Du strontium nouvellement créé, un élément chimique utilisé dans les feux d’artifices, a pour la première fois été détecté dans l’espace par un télescope de l’ESO

23 octobre 2019

Du strontium a pour la toute première fois été détecté dans l’espace. La création de cet élément lourd fait suite à la fusion de deux étoiles à neutrons. Cette découverte a été effectuée par le spectrographe X-shooter qui équipe le Very Large Telescope de l’ESO. Elle fait l’objet d’une publication ce jour au sein de la revue Nature. Cette détection confirme la possibilité que les éléments les plus lourds de l’Univers se forment lors de la fusion d’étoiles à neutrons, complétant ainsi le puzzle de la formation des éléments chimiques.

En 2017, suite à la détection d’ondes gravitationnelles traversant la Terre, l’ESO a pointé ses télescopes chiliens, au premier rang desquels le VLT, en direction de l’événement source : une fusion d’étoiles à neutrons baptisée GW170817. D’après les astronomes, si les collisions d’étoiles à neutrons s’accompagnaient de la formation d’éléments plus lourds, les signatures de ces éléments pourraient être détectées au sein des kilonovae, ou vestiges explosifs de ces fusions. C’est précisément ce que vient de réaliser une équipe de chercheurs européens, au moyen de données acquises par l’instrument X-shooter installé sur le VLT de l’ESO.

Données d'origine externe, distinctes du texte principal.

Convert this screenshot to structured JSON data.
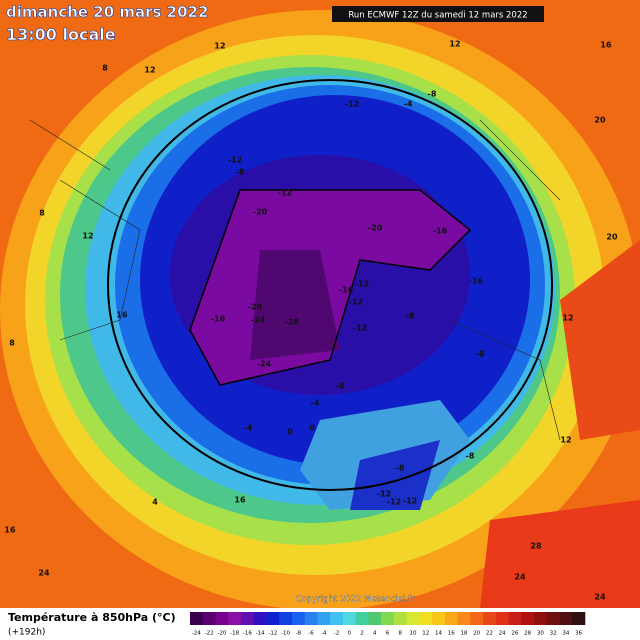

Suite à l’événement GW170817, la flotte de télescopes de l’ESO a effectué le suivi de l’explosion de la kilonova sur une gamme étendue de longueurs d’onde. L’instrument X-shooter a notamment acquis une série de spectres s’étendant de l’ultraviolet à l’infrarouge. Une première analyse de ces spectres suggéra la présence d’éléments lourds au sein de la kilonova. Toutefois, les astronomes demeuraient incapables alors de les différencier les uns des autres.

Une nouvelle analyse des données acquises en 2017 lors de la fusion a récemment permis d’identifier la signature de l’un des éléments lourds composant cette boule de feu, démontrant par là-même que la collision des étoiles à neutrons s’accompagne de la création de cet élément dans l’Univers” précise Darach Watson de l’Université de Copenhague au Danemark, auteur principal de cette étude. Sur Terre, le strontium est naturellement présent dans le sol, et se trouve concentré dans certains minéraux. Ses sels sont utilisés pour conférer aux feux d’artifices une couleur rouge vif.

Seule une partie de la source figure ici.